Investments

Buy To Let Moguls Sell-Up For £250 Million

The husband and wife team who built one of Britain’s biggest buy to let empires have just sold up for £250 million.

Fergus and Judith Wilson amassed 900 homes in a few years – but is it still possible to make a fortune from buy to let?

The dream of most landlords is to own and let out enough homes to give them a passive income that gives them a comfortable lifestyle and retire early.

But Chancellor George Osborne seems to have punctured that bubble with his tax raid on buy to let.

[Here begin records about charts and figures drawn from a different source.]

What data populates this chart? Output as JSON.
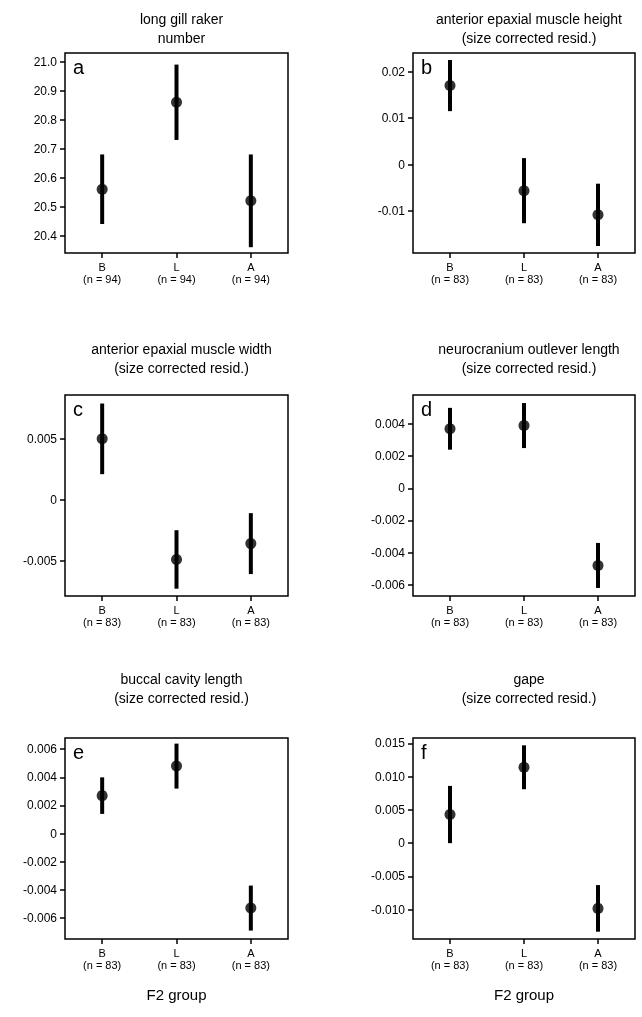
{
  "chart_data": [
    {
      "type": "scatter",
      "title": "long gill raker\nnumber",
      "categories": [
        "B\n(n = 94)",
        "L\n(n = 94)",
        "A\n(n = 94)"
      ],
      "values": [
        20.56,
        20.86,
        20.52
      ],
      "errors": [
        0.12,
        0.13,
        0.16
      ],
      "color": "#000000",
      "marker": "circle",
      "ylim": [
        20.34,
        21.03
      ],
      "yticks": [
        20.4,
        20.5,
        20.6,
        20.7,
        20.8,
        20.9,
        {
          "value": 21.0,
          "label": "21.0"
        }
      ],
      "grid": false,
      "annotations": [
        "a"
      ]
    },
    {
      "type": "scatter",
      "title": "anterior epaxial muscle height\n(size corrected resid.)",
      "categories": [
        "B\n(n = 83)",
        "L\n(n = 83)",
        "A\n(n = 83)"
      ],
      "values": [
        0.017,
        -0.0056,
        -0.0108
      ],
      "errors": [
        0.0055,
        0.007,
        0.0067
      ],
      "color": "#000000",
      "marker": "circle",
      "ylim": [
        -0.019,
        0.024
      ],
      "yticks": [
        -0.01,
        0,
        0.01,
        0.02
      ],
      "grid": false,
      "annotations": [
        "b"
      ]
    },
    {
      "type": "scatter",
      "title": "anterior epaxial muscle width\n(size corrected resid.)",
      "categories": [
        "B\n(n = 83)",
        "L\n(n = 83)",
        "A\n(n = 83)"
      ],
      "values": [
        0.005,
        -0.0049,
        -0.0036
      ],
      "errors": [
        0.0029,
        0.0024,
        0.0025
      ],
      "color": "#000000",
      "marker": "circle",
      "ylim": [
        -0.0079,
        0.0086
      ],
      "yticks": [
        -0.005,
        0,
        0.005
      ],
      "grid": false,
      "annotations": [
        "c"
      ]
    },
    {
      "type": "scatter",
      "title": "neurocranium outlever length\n(size corrected resid.)",
      "categories": [
        "B\n(n = 83)",
        "L\n(n = 83)",
        "A\n(n = 83)"
      ],
      "values": [
        0.0037,
        0.0039,
        -0.0048
      ],
      "errors": [
        0.0013,
        0.0014,
        0.0014
      ],
      "color": "#000000",
      "marker": "circle",
      "ylim": [
        -0.0067,
        0.0058
      ],
      "yticks": [
        -0.006,
        -0.004,
        -0.002,
        0,
        0.002,
        0.004
      ],
      "grid": false,
      "annotations": [
        "d"
      ]
    },
    {
      "type": "scatter",
      "title": "buccal cavity length\n(size corrected resid.)",
      "xlabel": "F2 group",
      "categories": [
        "B\n(n = 83)",
        "L\n(n = 83)",
        "A\n(n = 83)"
      ],
      "values": [
        0.0027,
        0.0048,
        -0.0053
      ],
      "errors": [
        0.0013,
        0.0016,
        0.0016
      ],
      "color": "#000000",
      "marker": "circle",
      "ylim": [
        -0.0075,
        0.0068
      ],
      "yticks": [
        -0.006,
        -0.004,
        -0.002,
        0,
        0.002,
        0.004,
        0.006
      ],
      "grid": false,
      "annotations": [
        "e"
      ]
    },
    {
      "type": "scatter",
      "title": "gape\n(size corrected resid.)",
      "xlabel": "F2 group",
      "categories": [
        "B\n(n = 83)",
        "L\n(n = 83)",
        "A\n(n = 83)"
      ],
      "values": [
        0.0043,
        0.0114,
        -0.0098
      ],
      "errors": [
        0.0043,
        0.0033,
        0.0035
      ],
      "color": "#000000",
      "marker": "circle",
      "ylim": [
        -0.0144,
        0.0158
      ],
      "yticks": [
        {
          "value": -0.01,
          "label": "-0.010"
        },
        -0.005,
        0,
        0.005,
        {
          "value": 0.01,
          "label": "0.010"
        },
        0.015
      ],
      "grid": false,
      "annotations": [
        "f"
      ]
    }
  ]
}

Tax changes on the way for landlords

Starting from April 2016 and phasing in by April 2019, landlords will see:

  • Mortgage interest relief fritter away for higher rate tax payers
  • A new way of calculating tax on rents based on turnover rather than profits
  • Less relief for wear-and-tear on rented homes
  • Digital accounts demanding landlords earning more than £10,000 a year present quarterly tax filings
  • A stamp duty surcharge on investment properties of 3%
  • Changes to travel expense claims

At the same time, the latest official rent figures from the Office of National Statistics shows average rents are:

  • £625 a month in England
  • £1,400 a month in London – the highest in the country
  • £475 a month in the north-east – the lowest in the country

Landlords pay tax on profits they do not have

A similar report based on different research from landlord insurer Homelet revealed average London rents are £1,544 a month – up 7.5% compared with the same time last year.

Average rents for the UK excluding London were £743 a month – up 3.8% on a year earlier.

Wilson’s parting shot as one of Britain’s largest private landlords was to argue that he and his wife put their portfolio together when the buy to let industry was unregulated, but now the government has introduced a raft of new rules to manage landlord/tenant relationships.

“Landlords are an easy target for the government wanting to raise more taxes,” said Wilson. “The Chancellor said the new mortgage interest rules were to address unfairness in property taxation but many will now find they pay tax on profits they do not have.

“The tax changes hit small landlords as hard as they do large investors and will change the industry.”